Você já teve a impressão que fizeram o filme cujo qual você gostaria de ter feito? Foi o que eu senti ao me deparar com “La once”, ou a Hora do chá – documentário dirigido pela chilena Maite Alberdi. Há tempos venho pensando em filmar os encontros de minha avó e de suas amigas octogenárias que acontecem a cada semana. Denominado como “o jogo das meninas”, a reunião é repleta de lanches, jogos de baralho e confissões íntimas. Parece que a Maite teve a mesma ideia. Em seu longa-metragem documental, a diretora retrata o encontro da avó com mais cinco mulheres, amigas de escola que se reúnem mensalmente há 60 anos.

A princípio, somos guiados pela narradora Tereza que apresenta as integrantes do grupo a partir das personalidades e características de cada uma. Quando já familiarizados, sentamos à mesa para tomar um chá. Com planos muito próximos, nos sentimos verdadeiramente parte da conversa. Os vários planos-detalhe dos doces, tortas e salgadinhos nos trazem uma sensação de conforto e intimidade. Diante de tanto açúcar, seria possível esconder algum segredo? As senhoras seguem conversando sobre os temas atuais e tabus como a sexualidade.

Quando demonstram suas opiniões, as velhas amigas, por vezes, suscitam tendências mais conservadoras. A diretora optou por não esconder possíveis julgamentos ou preconceitos vindos das falas dessas mulheres. Exemplo é a presença das empregadas e o tratamento dado a elas durante o filme. Maite frisa como as domésticas são responsáveis por preparar e arrumar o lanche, mas entre as conversas são ignoradas. Estas senhoras são, de alguma forma, o retrato do Chile, um retrato da classe média chilena que pouco se difere da nossa. No entanto, o longa não destrincha sobre questões políticas e sociais, o foco do documentário é outro: a relação de amizade construída durante anos.

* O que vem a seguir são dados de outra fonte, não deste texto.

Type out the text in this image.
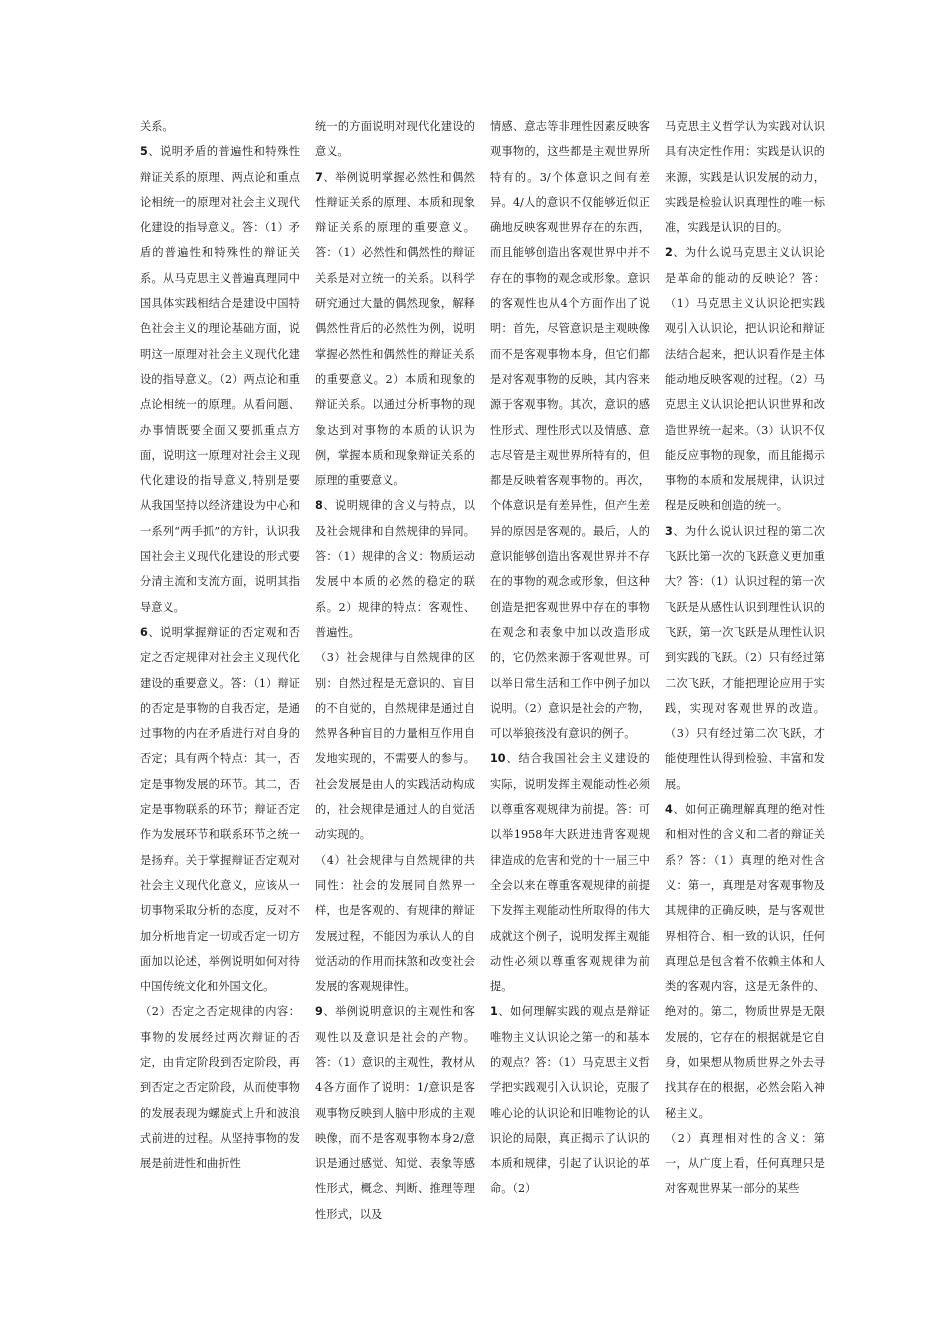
关系。

5、说明矛盾的普遍性和特殊性辩证关系的原理、两点论和重点论相统一的原理对社会主义现代化建设的指导意义。答：（1）矛盾的普遍性和特殊性的辩证关系。从马克思主义普遍真理同中国具体实践相结合是建设中国特色社会主义的理论基础方面，说明这一原理对社会主义现代化建设的指导意义。（2）两点论和重点论相统一的原理。从看问题、办事情既要全面又要抓重点方面，说明这一原理对社会主义现代化建设的指导意义,特别是要从我国坚持以经济建设为中心和一系列“两手抓”的方针，认识我国社会主义现代化建设的形式要分清主流和支流方面，说明其指导意义。

6、说明掌握辩证的否定观和否定之否定规律对社会主义现代化建设的重要意义。答：（1）辩证的否定是事物的自我否定，是通过事物的内在矛盾进行对自身的否定；具有两个特点：其一，否定是事物发展的环节。其二，否定是事物联系的环节；辩证否定作为发展环节和联系环节之统一是扬弃。关于掌握辩证否定观对社会主义现代化意义，应该从一切事物采取分析的态度，反对不加分析地肯定一切或否定一切方面加以论述，举例说明如何对待中国传统文化和外国文化。

（2）否定之否定规律的内容：事物的发展经过两次辩证的否定，由肯定阶段到否定阶段，再到否定之否定阶段，从而使事物的发展表现为螺旋式上升和波浪式前进的过程。从坚持事物的发展是前进性和曲折性

统一的方面说明对现代化建设的意义。

7、举例说明掌握必然性和偶然性辩证关系的原理、本质和现象辩证关系的原理的重要意义。答：（1）必然性和偶然性的辩证关系是对立统一的关系。以科学研究通过大量的偶然现象，解释偶然性背后的必然性为例，说明掌握必然性和偶然性的辩证关系的重要意义。2）本质和现象的辩证关系。以通过分析事物的现象达到对事物的本质的认识为例，掌握本质和现象辩证关系的原理的重要意义。

8、说明规律的含义与特点，以及社会规律和自然规律的异同。答：（1）规律的含义：物质运动发展中本质的必然的稳定的联系。2）规律的特点：客观性、普遍性。

（3）社会规律与自然规律的区别：自然过程是无意识的、盲目的不自觉的，自然规律是通过自然界各种盲目的力量相互作用自发地实现的，不需要人的参与。社会发展是由人的实践活动构成的，社会规律是通过人的自觉活动实现的。

（4）社会规律与自然规律的共同性：社会的发展同自然界一样，也是客观的、有规律的辩证发展过程，不能因为承认人的自觉活动的作用而抹煞和改变社会发展的客观规律性。

9、举例说明意识的主观性和客观性以及意识是社会的产物。答：（1）意识的主观性，教材从4各方面作了说明：1/意识是客观事物反映到人脑中形成的主观映像，而不是客观事物本身2/意识是通过感觉、知觉、表象等感性形式，概念、判断、推理等理性形式，以及

情感、意志等非理性因素反映客观事物的，这些都是主观世界所特有的。3/个体意识之间有差异。4/人的意识不仅能够近似正确地反映客观世界存在的东西，而且能够创造出客观世界中并不存在的事物的观念或形象。意识的客观性也从4个方面作出了说明：首先，尽管意识是主观映像而不是客观事物本身，但它们都是对客观事物的反映，其内容来源于客观事物。其次，意识的感性形式、理性形式以及情感、意志尽管是主观世界所特有的，但都是反映着客观事物的。再次，个体意识是有差异性，但产生差异的原因是客观的。最后，人的意识能够创造出客观世界并不存在的事物的观念或形象，但这种创造是把客观世界中存在的事物在观念和表象中加以改造形成的，它仍然来源于客观世界。可以举日常生活和工作中例子加以说明。（2）意识是社会的产物，可以举狼孩没有意识的例子。

10、结合我国社会主义建设的实际，说明发挥主观能动性必须以尊重客观规律为前提。答：可以举1958年大跃进违背客观规律造成的危害和党的十一届三中全会以来在尊重客观规律的前提下发挥主观能动性所取得的伟大成就这个例子，说明发挥主观能动性必须以尊重客观规律为前提。

1、如何理解实践的观点是辩证唯物主义认识论之第一的和基本的观点？答：（1）马克思主义哲学把实践观引入认识论，克服了唯心论的认识论和旧唯物论的认识论的局限，真正揭示了认识的本质和规律，引起了认识论的革命。（2）

马克思主义哲学认为实践对认识具有决定性作用：实践是认识的来源，实践是认识发展的动力，实践是检验认识真理性的唯一标准，实践是认识的目的。

2、为什么说马克思主义认识论是革命的能动的反映论？答：（1）马克思主义认识论把实践观引入认识论，把认识论和辩证法结合起来，把认识看作是主体能动地反映客观的过程。（2）马克思主义认识论把认识世界和改造世界统一起来。（3）认识不仅能反应事物的现象，而且能揭示事物的本质和发展规律，认识过程是反映和创造的统一。

3、为什么说认识过程的第二次飞跃比第一次的飞跃意义更加重大？答：（1）认识过程的第一次飞跃是从感性认识到理性认识的飞跃，第一次飞跃是从理性认识到实践的飞跃。（2）只有经过第二次飞跃，才能把理论应用于实践，实现对客观世界的改造。（3）只有经过第二次飞跃，才能使理性认得到检验、丰富和发展。

4、如何正确理解真理的绝对性和相对性的含义和二者的辩证关系？答：（1）真理的绝对性含义：第一，真理是对客观事物及其规律的正确反映，是与客观世界相符合、相一致的认识，任何真理总是包含着不依赖主体和人类的客观内容，这是无条件的、绝对的。第二，物质世界是无限发展的，它存在的根据就是它自身，如果想从物质世界之外去寻找其存在的根据，必然会陷入神秘主义。

（2）真理相对性的含义：第一，从广度上看，任何真理只是对客观世界某一部分的某些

Nesse emaranhado de falas, encontramos muitas vezes opiniões parecidíssimas com as de nossas avós. A discussão sobre “o papel da mulher na sociedade”, por exemplo – e como isso foi ensinado a essas senhoras ainda na época da escola. A discussão se alonga e elas concordam que os valores mudaram e a noite de núpcias já não parece mais um bicho de sete cabeças para nenhuma moça. Uma das amigas leva ao encontro o antigo caderno da disciplina intitulada “Economia doméstica”, onde as características da “boa esposa” eram explicitadas, com destaque para o “ autocontrole”. As próprias senhoras riem após a leitura do caderno. O riso é necessário durante todo o filme. Afinal, elas acabam se criticando, pois muitas vezes não têm as mesmas opiniões.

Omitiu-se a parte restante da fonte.